Sanjana S. Texas

Standardized Testing

Standardized testing is putting students all over the United States under rigorous pressure.

Dear future President of the United States,

Imagine a world where one test defines your future. One mistake and it is all over, your dreams and possibly your career. Students all over the United States face this problem and fear that their future would be ruined by this one test that doesn’t help anyone. Your policies should provide students protection of how standardized testing affects their mental health, allowing kids to move on even if they did poorly on the test, and make a fair test for children who are English language learners and kids with special needs.

The night before a big test is the worst.
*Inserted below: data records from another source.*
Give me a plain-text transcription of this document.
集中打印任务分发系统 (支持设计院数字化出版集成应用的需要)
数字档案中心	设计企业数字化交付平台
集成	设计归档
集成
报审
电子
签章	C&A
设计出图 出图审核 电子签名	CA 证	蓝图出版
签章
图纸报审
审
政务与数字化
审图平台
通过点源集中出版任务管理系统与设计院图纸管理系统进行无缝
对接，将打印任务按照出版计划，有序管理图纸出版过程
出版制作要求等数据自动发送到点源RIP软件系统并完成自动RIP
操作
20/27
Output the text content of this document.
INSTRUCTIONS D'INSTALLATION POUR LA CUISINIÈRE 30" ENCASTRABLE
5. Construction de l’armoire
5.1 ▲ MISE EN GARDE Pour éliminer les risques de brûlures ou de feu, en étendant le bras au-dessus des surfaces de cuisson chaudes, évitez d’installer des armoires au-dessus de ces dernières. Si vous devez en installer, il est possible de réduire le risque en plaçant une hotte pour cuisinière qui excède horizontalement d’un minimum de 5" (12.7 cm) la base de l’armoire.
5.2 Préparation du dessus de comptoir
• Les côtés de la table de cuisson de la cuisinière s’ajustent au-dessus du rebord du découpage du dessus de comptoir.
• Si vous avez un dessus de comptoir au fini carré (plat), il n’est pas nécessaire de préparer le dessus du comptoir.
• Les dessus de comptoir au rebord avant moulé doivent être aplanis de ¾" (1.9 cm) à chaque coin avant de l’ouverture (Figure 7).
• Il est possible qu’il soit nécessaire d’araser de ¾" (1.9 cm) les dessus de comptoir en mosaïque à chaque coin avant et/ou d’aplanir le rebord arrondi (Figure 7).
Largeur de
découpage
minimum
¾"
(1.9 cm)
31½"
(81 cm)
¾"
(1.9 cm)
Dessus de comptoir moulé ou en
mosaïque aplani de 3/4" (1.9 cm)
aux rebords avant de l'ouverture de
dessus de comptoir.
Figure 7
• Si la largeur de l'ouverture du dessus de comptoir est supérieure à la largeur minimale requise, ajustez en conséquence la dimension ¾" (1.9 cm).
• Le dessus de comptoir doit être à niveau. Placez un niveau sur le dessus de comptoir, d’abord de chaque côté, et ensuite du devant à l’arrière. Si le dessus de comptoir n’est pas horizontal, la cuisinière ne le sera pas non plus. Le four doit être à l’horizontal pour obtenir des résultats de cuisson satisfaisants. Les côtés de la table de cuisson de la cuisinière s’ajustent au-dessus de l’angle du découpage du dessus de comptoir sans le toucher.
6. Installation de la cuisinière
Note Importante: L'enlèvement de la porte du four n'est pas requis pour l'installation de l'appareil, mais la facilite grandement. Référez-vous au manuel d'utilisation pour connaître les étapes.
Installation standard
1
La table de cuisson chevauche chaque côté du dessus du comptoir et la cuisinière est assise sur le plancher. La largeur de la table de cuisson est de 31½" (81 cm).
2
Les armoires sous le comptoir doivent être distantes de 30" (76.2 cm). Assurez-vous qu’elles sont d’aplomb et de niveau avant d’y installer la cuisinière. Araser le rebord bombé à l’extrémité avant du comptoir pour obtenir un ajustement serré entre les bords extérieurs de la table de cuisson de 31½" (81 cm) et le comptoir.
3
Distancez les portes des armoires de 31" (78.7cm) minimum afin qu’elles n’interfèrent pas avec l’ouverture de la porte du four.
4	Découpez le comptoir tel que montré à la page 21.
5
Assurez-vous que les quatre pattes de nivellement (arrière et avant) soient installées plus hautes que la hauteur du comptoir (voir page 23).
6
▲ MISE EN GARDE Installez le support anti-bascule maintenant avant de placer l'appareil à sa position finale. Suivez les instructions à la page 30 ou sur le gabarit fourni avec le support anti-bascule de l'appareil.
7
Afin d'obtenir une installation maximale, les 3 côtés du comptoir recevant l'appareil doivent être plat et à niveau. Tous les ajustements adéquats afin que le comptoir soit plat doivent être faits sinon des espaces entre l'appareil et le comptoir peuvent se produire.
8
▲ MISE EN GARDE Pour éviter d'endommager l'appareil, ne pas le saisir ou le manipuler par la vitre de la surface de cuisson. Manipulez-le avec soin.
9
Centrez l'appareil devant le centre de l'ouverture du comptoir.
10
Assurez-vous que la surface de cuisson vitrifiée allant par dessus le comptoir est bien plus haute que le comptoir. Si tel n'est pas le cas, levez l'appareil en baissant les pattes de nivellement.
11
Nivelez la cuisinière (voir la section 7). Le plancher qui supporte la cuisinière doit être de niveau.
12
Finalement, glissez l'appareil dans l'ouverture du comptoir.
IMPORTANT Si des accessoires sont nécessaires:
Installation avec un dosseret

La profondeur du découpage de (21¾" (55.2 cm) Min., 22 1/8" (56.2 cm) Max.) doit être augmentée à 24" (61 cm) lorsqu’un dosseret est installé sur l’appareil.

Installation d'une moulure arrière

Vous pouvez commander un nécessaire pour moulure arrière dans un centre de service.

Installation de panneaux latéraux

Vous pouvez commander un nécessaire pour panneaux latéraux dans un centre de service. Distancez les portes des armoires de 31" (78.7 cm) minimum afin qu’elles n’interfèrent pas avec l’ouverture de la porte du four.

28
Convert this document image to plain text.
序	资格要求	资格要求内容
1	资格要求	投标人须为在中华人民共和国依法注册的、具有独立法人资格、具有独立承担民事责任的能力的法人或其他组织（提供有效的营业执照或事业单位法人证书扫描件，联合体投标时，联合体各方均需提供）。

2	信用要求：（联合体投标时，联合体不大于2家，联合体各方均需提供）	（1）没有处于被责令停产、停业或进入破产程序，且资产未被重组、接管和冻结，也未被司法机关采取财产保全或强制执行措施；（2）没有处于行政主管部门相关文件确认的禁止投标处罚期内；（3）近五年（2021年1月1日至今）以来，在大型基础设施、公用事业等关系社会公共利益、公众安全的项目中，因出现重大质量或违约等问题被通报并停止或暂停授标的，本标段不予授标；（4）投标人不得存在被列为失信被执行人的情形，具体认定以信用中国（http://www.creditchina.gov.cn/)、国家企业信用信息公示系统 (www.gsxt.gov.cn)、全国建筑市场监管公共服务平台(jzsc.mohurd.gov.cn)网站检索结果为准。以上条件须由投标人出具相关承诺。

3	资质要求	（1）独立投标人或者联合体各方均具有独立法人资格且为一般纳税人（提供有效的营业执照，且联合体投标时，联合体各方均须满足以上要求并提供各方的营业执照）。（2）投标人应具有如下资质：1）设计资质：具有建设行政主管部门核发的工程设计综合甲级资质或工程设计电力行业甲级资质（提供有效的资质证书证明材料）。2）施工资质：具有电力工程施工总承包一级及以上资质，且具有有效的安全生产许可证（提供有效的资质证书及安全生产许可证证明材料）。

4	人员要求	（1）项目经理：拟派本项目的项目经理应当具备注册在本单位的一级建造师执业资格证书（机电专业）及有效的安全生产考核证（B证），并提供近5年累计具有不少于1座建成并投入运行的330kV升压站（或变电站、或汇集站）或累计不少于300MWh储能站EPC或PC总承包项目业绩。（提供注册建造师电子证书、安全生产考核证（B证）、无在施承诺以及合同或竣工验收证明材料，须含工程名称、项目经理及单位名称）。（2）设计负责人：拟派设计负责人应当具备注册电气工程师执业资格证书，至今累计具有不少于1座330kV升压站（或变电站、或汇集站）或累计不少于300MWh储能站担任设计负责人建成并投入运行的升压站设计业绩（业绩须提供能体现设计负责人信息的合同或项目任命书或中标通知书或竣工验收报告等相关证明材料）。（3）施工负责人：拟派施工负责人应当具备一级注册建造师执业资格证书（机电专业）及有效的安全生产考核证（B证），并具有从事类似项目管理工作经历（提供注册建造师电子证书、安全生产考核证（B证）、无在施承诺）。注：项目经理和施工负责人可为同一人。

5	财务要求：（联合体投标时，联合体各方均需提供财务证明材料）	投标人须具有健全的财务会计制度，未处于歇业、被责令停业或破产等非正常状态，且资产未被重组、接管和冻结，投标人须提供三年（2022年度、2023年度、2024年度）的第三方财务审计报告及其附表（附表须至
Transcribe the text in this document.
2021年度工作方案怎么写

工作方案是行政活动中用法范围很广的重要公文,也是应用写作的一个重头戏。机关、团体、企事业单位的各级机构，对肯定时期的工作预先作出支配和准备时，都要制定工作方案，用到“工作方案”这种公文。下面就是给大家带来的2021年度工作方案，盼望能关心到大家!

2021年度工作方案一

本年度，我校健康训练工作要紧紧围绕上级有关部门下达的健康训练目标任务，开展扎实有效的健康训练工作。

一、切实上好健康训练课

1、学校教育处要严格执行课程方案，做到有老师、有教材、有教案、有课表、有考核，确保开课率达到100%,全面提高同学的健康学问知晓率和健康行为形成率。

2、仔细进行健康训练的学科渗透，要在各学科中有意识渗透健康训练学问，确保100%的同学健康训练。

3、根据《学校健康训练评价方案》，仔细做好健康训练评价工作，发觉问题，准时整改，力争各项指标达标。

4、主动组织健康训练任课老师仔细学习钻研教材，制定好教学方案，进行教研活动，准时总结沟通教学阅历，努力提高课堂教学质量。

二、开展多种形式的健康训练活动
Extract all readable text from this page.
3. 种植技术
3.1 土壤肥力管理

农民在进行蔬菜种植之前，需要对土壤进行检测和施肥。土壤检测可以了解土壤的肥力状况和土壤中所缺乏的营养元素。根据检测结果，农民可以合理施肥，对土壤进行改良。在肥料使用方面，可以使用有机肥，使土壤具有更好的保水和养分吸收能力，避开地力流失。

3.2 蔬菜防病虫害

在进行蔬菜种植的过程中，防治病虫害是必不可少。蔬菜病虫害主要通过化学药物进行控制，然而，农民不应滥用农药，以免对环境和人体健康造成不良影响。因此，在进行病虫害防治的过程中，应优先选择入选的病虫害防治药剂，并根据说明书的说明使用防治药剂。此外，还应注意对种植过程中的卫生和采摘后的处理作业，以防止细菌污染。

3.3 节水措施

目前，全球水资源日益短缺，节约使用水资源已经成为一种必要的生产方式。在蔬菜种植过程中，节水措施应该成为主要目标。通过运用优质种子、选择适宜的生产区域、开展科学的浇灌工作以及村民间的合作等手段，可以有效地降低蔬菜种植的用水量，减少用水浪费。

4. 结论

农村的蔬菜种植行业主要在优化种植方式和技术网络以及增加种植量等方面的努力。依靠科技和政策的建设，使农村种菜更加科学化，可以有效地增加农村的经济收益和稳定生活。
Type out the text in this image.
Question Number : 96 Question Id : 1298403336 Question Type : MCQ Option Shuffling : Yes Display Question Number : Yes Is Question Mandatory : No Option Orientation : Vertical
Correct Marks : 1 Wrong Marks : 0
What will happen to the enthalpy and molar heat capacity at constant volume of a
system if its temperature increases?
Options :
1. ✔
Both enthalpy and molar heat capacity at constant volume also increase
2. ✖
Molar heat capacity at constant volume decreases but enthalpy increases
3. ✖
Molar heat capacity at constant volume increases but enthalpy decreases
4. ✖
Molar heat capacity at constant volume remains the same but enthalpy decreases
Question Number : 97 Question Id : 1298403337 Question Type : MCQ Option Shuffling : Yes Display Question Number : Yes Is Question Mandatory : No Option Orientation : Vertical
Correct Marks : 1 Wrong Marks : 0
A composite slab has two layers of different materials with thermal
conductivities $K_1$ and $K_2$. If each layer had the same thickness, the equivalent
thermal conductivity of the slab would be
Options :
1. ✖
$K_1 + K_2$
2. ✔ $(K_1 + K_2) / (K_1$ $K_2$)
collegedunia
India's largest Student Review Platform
Kids are crying, studying until midnight, and skipping meals just so they can pass the test that determines their future. Many parents complain that the state is putting too much pressure on their kids and that they can’t get control of them. Standardized testing messes with students minds a lot and it affects them in many different ways. The children might get bad ideas and do something bad to themselves. “According to education researcher Gregory J. Cizek, anecdotes abound ‘illustrating how testing... produces gripping anxiety in even the brightest students, and makes young children vomit or cry, or both.’”(ProCon) Creating anxiety for the test takers makes them do worse than they actually will on the test. Do you really want kids to feel like a 1,000 pound boulder is on their shoulders or a light feather? If this problem is not solved, then it will get worse as more and more people start taking the test.

Some students are full of joy and happiness since they passed the test while others are lonely because their friends moved on and they didn’t. If you were in that situation, would you be delighted that you were held back or heartbroken? Most people would be heartbroken, and they would be thinking that one test score should not determine if a person moves on or not. “The purpose is to evaluate a student's ability and to see if they are eligible to reach to the next level... However, standardized tests does not properly evaluate a student's critical thinking skills and seems unfair.”(Bates) Standardized tests don’t include everything that was taught to student during the whole school year, and that isn't fair. Everyone has good days and bad days, and judging kids on the test that may be taken on their bad day can devastate their life. “‘This is not a valid way to measure an entire child,” said Jensen, a former teacher with two children in high school. “None of this has anything to do with better education.’"(White House) We should have another way to see the student’s skills instead of testing them under rigorous pressure. As years go by more and more people are starting to see the disadvantages of standardized testing.

Many people move to the United States from different countries for many different reasons, but after those children go to school in America for the first time, they have trouble with the school system and especially the testing process. Expecting them to pass the hardest test in the whole school year is unreasonable. “However, when ELL students attended public schools with at least a minimum threshold number of white students...This suggests that the lag in test score achievement of ELL students is attributable in part to the characteristics of the public schools they attend.”(Fry) Kids with learning disorders and ELL students have to take the same test as everyone else,and that isn't fair because they should be able to have special help and different tests to make it understandable for them. ELL and students with learning disorders should get easier tests than everyone else to make it less complicated for them. If the state or federal government doesn’t change this, many people that come into the United States may leave.

In conclusion, I think that the government should fix the standardized testing issues and make it fair for everyone. Standardized testing should be able to be put intact without messing with the student’s brain. Students also shouldn't be moved or held back based on that one number. Kids with disorders and non English speakers should have an advantage on the test to make it fair. All of these missing terms in the testing policy have caused problems over the years and I think that the time has come that we fix those problems for future test takers. The future generations should not suffer like we did. To make their lives better, lets help our government shape the new testing process.


Works Cited

ProCon.org. "Standardized Tests ProCon.org." ProCon.org. 31 Aug. 2016, 11:52 a.m., standardizedtests.procon.org/

Bates, Cheyann -. "Is Standardized Testing Truly Effective?" By Cheyann B. N.p., 26 Oct. 2016. Web. 04 Nov. 2016.

"White House Tells States to Give Students Fewer Tests." Newsela. N.p., 5 Feb. 2016. Web. 04 Nov. 2016.

Fry, Richard. "The Role of Schools in the English Language Learner Achievement Gap." Pew Research Centers Hispanic Trends Project RSS. N.p., 26 June 2008. Web. 04 Nov. 2016.